As we explored further we discovered the Chemin de la Corniche, a pedestrian balcony said to be ‘Europe’s most beautiful’ and we are inclined to agree! This promenade follows the course of the 17th century city ramparts for several hundred metres, offering fantastic views across the city, which we were lucky enough to enjoy in the gorgeous sunshine. The scene directly below is dominated by a large bend in the Alzette River, awash with the blues and greens of above, sweeping around the grounds of the large yellow stoned Neumünster Abbey. Looking wider, the view gives way to small streets and old buildings, the lush green tops of trees filling the gaps in between. And, further in the distance offers a strange juxtaposition, which sort of summed up Luxembourg for me – the old walls, towers and passageways, imposing and steeped in history, with the ultramodern city-scape puncturing the skyline above, its modernity glinting in the sunshine.
Much of our afternoon passed in a similar fashion, strolling through the streets enjoying the various sites of the city. We stumbled across a cathedral, which seemed to be squashed in between other large buildings.
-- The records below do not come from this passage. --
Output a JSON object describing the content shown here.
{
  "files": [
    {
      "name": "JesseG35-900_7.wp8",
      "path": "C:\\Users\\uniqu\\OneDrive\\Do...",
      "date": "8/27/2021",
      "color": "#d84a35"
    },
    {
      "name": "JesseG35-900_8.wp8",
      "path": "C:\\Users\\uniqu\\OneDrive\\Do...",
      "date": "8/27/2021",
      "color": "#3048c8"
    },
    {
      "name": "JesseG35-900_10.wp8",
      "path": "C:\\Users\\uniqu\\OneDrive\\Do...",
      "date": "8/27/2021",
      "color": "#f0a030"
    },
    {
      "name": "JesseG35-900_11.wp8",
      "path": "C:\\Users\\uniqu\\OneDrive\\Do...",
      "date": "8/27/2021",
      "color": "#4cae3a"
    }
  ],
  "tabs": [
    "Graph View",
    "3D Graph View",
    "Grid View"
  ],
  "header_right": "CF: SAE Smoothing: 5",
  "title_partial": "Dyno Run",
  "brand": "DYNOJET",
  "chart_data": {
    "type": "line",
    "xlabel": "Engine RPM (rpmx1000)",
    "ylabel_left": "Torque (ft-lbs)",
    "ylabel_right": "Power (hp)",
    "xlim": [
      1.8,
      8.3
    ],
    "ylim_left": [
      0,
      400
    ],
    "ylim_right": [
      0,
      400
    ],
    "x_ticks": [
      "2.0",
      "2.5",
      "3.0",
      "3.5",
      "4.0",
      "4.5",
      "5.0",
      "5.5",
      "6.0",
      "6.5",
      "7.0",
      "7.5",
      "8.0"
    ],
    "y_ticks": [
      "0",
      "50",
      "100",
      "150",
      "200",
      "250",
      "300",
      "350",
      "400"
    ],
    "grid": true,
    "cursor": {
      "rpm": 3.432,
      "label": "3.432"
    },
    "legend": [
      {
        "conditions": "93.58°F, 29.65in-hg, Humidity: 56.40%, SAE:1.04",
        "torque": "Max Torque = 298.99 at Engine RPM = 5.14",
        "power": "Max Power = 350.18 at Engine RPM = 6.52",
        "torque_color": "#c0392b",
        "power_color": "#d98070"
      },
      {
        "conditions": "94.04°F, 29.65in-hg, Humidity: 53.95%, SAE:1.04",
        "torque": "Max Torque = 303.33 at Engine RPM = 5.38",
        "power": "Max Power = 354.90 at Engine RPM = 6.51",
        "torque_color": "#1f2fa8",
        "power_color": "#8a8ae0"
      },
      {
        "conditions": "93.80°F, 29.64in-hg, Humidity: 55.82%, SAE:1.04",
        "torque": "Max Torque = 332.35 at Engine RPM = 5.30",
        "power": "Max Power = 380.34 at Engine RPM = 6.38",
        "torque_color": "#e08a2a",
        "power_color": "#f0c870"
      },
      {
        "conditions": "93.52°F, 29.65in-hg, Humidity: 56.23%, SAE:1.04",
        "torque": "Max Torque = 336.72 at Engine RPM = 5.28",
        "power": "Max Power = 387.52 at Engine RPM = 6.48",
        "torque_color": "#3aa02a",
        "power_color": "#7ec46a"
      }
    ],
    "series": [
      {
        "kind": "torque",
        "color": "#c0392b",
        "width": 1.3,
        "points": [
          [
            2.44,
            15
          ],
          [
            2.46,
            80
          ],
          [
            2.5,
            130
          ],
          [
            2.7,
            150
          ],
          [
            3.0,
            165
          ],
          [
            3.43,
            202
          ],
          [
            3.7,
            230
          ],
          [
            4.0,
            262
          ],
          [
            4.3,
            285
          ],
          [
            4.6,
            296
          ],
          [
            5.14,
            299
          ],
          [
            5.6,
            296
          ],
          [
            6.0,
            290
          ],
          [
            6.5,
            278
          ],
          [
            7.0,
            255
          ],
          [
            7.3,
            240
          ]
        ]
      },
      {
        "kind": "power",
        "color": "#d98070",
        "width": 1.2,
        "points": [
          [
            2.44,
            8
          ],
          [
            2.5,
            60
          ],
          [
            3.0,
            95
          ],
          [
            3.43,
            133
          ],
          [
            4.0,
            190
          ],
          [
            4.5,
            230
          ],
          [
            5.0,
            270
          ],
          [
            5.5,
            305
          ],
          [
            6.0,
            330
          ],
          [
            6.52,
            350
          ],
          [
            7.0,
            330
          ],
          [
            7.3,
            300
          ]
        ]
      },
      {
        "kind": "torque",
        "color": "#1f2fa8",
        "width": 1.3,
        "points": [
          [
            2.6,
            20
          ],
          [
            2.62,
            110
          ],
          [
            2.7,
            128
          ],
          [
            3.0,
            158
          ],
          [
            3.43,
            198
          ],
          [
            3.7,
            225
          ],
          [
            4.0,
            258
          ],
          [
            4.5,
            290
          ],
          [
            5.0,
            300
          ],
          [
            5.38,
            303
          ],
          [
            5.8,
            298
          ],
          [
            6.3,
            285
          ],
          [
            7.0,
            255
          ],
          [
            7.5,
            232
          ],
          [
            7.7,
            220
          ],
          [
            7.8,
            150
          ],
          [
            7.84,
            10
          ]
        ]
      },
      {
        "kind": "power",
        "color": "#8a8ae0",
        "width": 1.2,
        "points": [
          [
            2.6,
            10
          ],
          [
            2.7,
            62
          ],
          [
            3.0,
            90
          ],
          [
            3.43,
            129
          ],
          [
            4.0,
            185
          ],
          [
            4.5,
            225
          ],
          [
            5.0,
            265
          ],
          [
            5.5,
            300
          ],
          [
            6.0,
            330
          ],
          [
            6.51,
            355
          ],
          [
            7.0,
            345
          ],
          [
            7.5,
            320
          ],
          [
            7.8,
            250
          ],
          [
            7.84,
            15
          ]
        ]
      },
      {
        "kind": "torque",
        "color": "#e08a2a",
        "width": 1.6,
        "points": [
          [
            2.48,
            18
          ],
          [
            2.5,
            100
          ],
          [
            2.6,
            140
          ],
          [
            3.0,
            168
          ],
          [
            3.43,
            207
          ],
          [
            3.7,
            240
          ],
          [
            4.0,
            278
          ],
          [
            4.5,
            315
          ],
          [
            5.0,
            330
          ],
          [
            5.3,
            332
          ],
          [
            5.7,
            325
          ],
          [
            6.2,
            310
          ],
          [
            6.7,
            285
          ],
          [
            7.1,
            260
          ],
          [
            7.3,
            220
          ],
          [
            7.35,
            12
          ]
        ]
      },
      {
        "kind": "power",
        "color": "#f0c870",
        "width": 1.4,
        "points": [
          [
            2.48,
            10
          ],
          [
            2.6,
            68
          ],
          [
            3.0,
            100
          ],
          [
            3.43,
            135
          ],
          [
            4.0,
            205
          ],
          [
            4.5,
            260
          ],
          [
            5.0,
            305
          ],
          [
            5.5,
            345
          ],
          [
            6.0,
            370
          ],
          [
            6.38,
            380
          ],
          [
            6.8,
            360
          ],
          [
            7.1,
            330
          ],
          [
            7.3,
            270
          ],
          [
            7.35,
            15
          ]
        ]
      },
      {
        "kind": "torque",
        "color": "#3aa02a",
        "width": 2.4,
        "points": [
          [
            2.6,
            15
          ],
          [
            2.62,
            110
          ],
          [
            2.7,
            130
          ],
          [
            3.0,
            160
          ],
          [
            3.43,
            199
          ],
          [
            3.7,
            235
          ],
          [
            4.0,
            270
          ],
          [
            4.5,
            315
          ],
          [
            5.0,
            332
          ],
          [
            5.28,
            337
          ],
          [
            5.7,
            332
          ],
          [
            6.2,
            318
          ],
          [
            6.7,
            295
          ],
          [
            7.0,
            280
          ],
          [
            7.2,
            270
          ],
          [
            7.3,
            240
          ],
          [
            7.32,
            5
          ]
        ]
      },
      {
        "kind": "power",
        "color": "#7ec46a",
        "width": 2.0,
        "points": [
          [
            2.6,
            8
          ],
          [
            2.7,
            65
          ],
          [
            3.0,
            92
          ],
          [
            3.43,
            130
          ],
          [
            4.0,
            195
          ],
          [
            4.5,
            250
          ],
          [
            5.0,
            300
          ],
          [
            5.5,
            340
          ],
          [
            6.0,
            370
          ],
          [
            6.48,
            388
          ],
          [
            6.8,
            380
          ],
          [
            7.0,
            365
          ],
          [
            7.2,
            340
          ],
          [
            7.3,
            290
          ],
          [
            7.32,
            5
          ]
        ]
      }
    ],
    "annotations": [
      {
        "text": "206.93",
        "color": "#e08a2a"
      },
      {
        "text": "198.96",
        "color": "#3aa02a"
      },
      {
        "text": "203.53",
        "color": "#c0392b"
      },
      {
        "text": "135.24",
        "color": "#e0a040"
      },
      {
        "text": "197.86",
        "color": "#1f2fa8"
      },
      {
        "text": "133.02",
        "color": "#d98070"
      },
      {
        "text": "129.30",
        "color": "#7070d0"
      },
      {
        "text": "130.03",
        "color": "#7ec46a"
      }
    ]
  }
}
The clean-cut sandy stonework rose up in front of us, causing us to crane our necks to see the detailed masonry. Inside a service was in progress, we didn’t intrude for long, standing in the back for a short time listening to the words we could not understand. Among other things, we saw the house of the Grand Duchy, various government buildings and many churches.
Heading in the general direction of the van, we decided to explore some of the smaller pathways of the fortifications to see where they would lead. Steep staircases descended to little passageways, which lead to small towers with their own spiral staircases. One deposited us onto a footbridge across the river, and led to a small enclosed area of grass on the banks of the Azlette. The sun was heating the stone walls and small lizards were emerging from all the nooks and crannies to sun themselves, disappearing in a flash as we walked past.
With one eye on the time we started making our way back to the van, got caught in another ridiculous rain shower, which started to ease as we headed back through the main square. We took a different route through the park and found a cool touristy Luxembourg sign (couldn’t resist a photo!) The more times we got side-tracked on our route back the quicker our pace had to become, and in no time we were at the van with 2 minutes to spare on the parking ticket and some lovely sunny memories of Luxembourg City!